The results contribute to the current research. Using Predictive Analytics Algorithms helps to understand how these solutions work within different scenarios. A comparison shows the strengths and weaknesses of each Predictive Analytics solution to reveal potential opportunities and risks when operating with Big Data [24].

Beyond, there are also managerial implications regarding Predictive Analytics Solutions. Managers can use our study as a recommendation when and which Predictive Analytics Solution is to use. An appropriate usage with the most convenient Predictive Analytics Solution might help to better understand the mass of data. Thus, analyzed data about customers might be useful to get essential insights about customer needs which in consequence lead to higher customer satisfactions and higher profits.

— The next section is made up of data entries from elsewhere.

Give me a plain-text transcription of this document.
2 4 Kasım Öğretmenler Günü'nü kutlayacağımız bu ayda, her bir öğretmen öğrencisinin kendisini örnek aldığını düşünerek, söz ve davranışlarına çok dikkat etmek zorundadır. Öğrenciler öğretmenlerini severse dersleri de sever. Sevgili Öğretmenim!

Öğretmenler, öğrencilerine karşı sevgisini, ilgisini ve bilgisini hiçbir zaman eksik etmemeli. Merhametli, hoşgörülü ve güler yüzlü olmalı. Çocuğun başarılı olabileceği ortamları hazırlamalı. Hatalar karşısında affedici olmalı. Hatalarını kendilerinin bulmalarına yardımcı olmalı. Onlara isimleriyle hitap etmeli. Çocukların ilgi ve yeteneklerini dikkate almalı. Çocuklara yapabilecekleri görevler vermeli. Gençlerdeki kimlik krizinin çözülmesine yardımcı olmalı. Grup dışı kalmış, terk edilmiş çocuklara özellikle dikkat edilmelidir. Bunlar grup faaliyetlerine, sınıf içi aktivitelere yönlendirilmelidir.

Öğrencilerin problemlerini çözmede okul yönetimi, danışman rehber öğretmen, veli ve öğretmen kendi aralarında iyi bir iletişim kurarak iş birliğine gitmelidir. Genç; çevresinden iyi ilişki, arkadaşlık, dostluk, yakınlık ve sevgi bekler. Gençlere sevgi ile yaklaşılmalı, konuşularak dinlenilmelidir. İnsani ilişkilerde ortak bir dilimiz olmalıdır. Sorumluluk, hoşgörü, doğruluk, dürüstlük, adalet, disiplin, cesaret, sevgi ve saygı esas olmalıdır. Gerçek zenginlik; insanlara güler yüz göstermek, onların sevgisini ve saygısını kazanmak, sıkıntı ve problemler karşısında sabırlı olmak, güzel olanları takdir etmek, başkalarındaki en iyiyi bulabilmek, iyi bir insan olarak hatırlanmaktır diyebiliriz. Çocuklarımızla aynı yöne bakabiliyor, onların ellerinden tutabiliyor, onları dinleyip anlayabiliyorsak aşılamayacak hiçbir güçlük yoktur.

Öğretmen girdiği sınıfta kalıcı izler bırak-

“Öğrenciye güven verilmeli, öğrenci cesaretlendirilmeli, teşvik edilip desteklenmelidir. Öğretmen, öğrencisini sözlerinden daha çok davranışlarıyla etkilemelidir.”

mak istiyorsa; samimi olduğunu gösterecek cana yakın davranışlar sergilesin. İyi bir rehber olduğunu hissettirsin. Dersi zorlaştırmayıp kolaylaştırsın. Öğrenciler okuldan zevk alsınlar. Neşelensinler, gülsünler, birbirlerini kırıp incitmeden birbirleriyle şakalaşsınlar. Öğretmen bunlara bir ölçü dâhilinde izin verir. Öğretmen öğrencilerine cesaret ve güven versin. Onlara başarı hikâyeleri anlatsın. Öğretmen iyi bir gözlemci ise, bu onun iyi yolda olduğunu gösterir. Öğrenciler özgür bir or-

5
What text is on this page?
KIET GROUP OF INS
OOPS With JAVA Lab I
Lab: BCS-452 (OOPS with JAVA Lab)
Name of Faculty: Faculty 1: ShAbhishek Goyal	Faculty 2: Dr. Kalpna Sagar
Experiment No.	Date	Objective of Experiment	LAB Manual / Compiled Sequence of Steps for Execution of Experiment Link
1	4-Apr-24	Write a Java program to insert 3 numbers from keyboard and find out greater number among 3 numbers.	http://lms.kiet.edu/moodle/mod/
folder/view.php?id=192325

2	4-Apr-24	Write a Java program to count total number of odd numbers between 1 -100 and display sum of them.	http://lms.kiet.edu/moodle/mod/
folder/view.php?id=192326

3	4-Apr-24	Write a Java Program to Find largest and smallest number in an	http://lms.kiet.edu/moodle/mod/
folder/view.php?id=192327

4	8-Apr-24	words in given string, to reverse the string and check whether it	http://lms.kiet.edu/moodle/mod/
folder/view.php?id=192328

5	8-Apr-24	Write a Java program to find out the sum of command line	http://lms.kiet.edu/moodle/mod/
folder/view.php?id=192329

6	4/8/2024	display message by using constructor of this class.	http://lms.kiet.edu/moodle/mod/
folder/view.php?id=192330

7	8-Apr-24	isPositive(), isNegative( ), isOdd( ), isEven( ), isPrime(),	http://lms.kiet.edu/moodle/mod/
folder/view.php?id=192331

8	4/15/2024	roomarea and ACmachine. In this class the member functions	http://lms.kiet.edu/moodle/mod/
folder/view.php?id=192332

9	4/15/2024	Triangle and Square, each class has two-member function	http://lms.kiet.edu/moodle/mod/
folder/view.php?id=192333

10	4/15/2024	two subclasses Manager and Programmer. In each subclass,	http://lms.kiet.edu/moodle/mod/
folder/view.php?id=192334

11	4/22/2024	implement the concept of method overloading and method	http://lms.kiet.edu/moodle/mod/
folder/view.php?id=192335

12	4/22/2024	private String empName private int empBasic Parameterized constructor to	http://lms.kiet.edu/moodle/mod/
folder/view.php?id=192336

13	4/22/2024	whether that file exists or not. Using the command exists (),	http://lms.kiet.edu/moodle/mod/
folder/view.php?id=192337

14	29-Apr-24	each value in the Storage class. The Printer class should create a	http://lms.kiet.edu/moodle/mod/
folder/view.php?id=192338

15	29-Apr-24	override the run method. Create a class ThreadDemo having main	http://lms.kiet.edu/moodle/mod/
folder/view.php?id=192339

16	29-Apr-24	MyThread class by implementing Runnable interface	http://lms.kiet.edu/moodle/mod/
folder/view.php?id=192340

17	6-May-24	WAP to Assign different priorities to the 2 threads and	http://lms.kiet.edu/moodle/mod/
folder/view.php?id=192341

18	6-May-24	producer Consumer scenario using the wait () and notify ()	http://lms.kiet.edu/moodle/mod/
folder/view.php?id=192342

There are also some limitations regarding our examination. First, there are different aspects that were not taken into consideration like company size, different usage in different industries as well as different technical know-how within a company and/or possible missing IT infrastructures. Especially the last aspect is an important issue for managing Big Data in “the age of cloud computing” [5, 6], which is connected with the choice between Cloud- or On-Premises-Hadoop-Technologies. Second, we only considered three different Predictive Analytics Solutions. In fact, there are many more services available to analyze Big Data. Some of these services are based on new concepts. So called Data Lakes are integrating classical Data Warehouses and Hadoop-Clusters. Examples are HDInsight, a Microsoft Hadoop-Platform, based on Hortonworks Data Platform (HDP) or Analytics Platform System (APS).

Hence, future research should focus on investigation of various Predictive Analytics Solutions within firms depending on different industries, levels of know-how and IT infrastructures to gain deeper knowledge about an optimized use of data analytics.